An interesting news items has been circulating this week. WebmasterWord.com is a highly respected news and discussion forum for webmasters, run by search engine optimization guru Brett Tabke. Brett decided to ban all search engine spiders from spidering the webmasterworld site because out-of-control spiders were causing him to lose bandwidth and were impacting his server performance. The ban he implemented on spiders using his robots.txt file also included the big search engine spiders from Google, Yahoo! and MSN.
According to Brett, he expected to have about 60 days before his pages started getting dropped from the major search engines. As it turns out, it took only two days before Google dropped his site completely. MSN currently only shows one link (without any description), whereas Yahoo! still shows 134,000 matches as of today.
What does this mean to you?
Firstly, don’t panic. Brett’s site was dropped from Google because he changed his settings in his robots.txt file. The robots.txt file is a file that can be placed in a website’s root directory for the purpose of excluding some or all search engine spiders from crawling your site or parts of your site. For example, you might not want a spider to crawl your shopping cart page or secure pages of your website.
No one but you (or your webmaster or web designer etc, and assuming your site hasn’t been hacked) can implement or change a robots.txt file. So don’t be afraid that your worst competitor can change your robots.txt file and get your site dropped from Google – this cannot happen.

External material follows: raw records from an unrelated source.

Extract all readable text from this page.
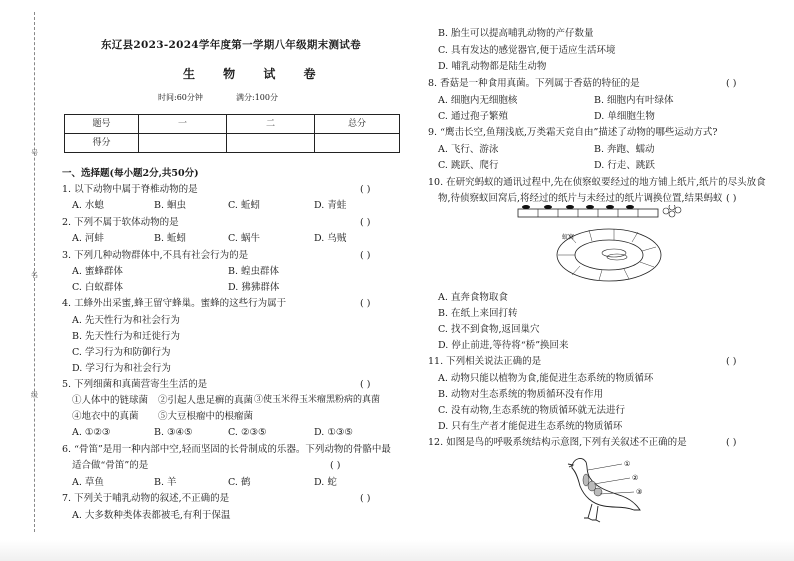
号
名
级
东辽县2023-2024学年度第一学期八年级期末测试卷
生 物 试 卷
时间:60分钟	满分:100分
题号	一	二	总分
得分			
一、选择题(每小题2分,共50分)
1. 以下动物中属于脊椎动物的是	( )
A. 水螅	B. 蛔虫	C. 蚯蚓	D. 青蛙
2. 下列不属于软体动物的是	( )
A. 河蚌	B. 蚯蚓	C. 蜗牛	D. 乌贼
3. 下列几种动物群体中,不具有社会行为的是	( )
A. 蜜蜂群体	B. 蝗虫群体
C. 白蚁群体	D. 狒狒群体
4. 工蜂外出采蜜,蜂王留守蜂巢。蜜蜂的这些行为属于	( )
A. 先天性行为和社会行为
B. 先天性行为和迁徙行为
C. 学习行为和防御行为
D. 学习行为和社会行为
5. 下列细菌和真菌营寄生生活的是	( )
①人体中的链球菌 ②引起人患足癣的真菌 ③使玉米得玉米瘤黑粉病的真菌
④地衣中的真菌 ⑤大豆根瘤中的根瘤菌
A. ①②③	B. ③④⑤	C. ②③⑤	D. ①③⑤
6. “骨笛”是用一种内部中空,轻而坚固的长骨制成的乐器。下列动物的骨骼中最
适合做“骨笛”的是	( )
A. 草鱼	B. 羊	C. 鹤	D. 蛇
7. 下列关于哺乳动物的叙述,不正确的是	( )
A. 大多数种类体表都被毛,有利于保温
B. 胎生可以提高哺乳动物的产仔数量
C. 具有发达的感觉器官,便于适应生活环境
D. 哺乳动物都是陆生动物
8. 香菇是一种食用真菌。下列属于香菇的特征的是	( )
A. 细胞内无细胞核	B. 细胞内有叶绿体
C. 通过孢子繁殖	D. 单细胞生物
9. “鹰击长空,鱼翔浅底,万类霜天竞自由”描述了动物的哪些运动方式?
A. 飞行、游泳	B. 奔跑、蠕动
C. 跳跃、爬行	D. 行走、跳跃
10. 在研究蚂蚁的通讯过程中,先在侦察蚁要经过的地方铺上纸片,纸片的尽头放食
物,待侦察蚁回窝后,将经过的纸片与未经过的纸片调换位置,结果蚂蚁 ( )
蚁窝
A. 直奔食物取食
B. 在纸上来回打转
C. 找不到食物,返回巢穴
D. 停止前进,等待将“桥”换回来
11. 下列相关说法正确的是	( )
A. 动物只能以植物为食,能促进生态系统的物质循环
B. 动物对生态系统的物质循环没有作用
C. 没有动物,生态系统的物质循环就无法进行
D. 只有生产者才能促进生态系统的物质循环
12. 如图是鸟的呼吸系统结构示意图,下列有关叙述不正确的是	( )
①
②
③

However, the story does point out the importance of the information in your robots.txt file and the speed with which your information gets acted upon. Unless you have specific problems like Brett’s load issues, I’d recommend against excluding any spiders from your site. If you want to exclude particular areas of your site and are unsure of how to do this, consult an expert first before making avoidable (and very costly!) mistakes!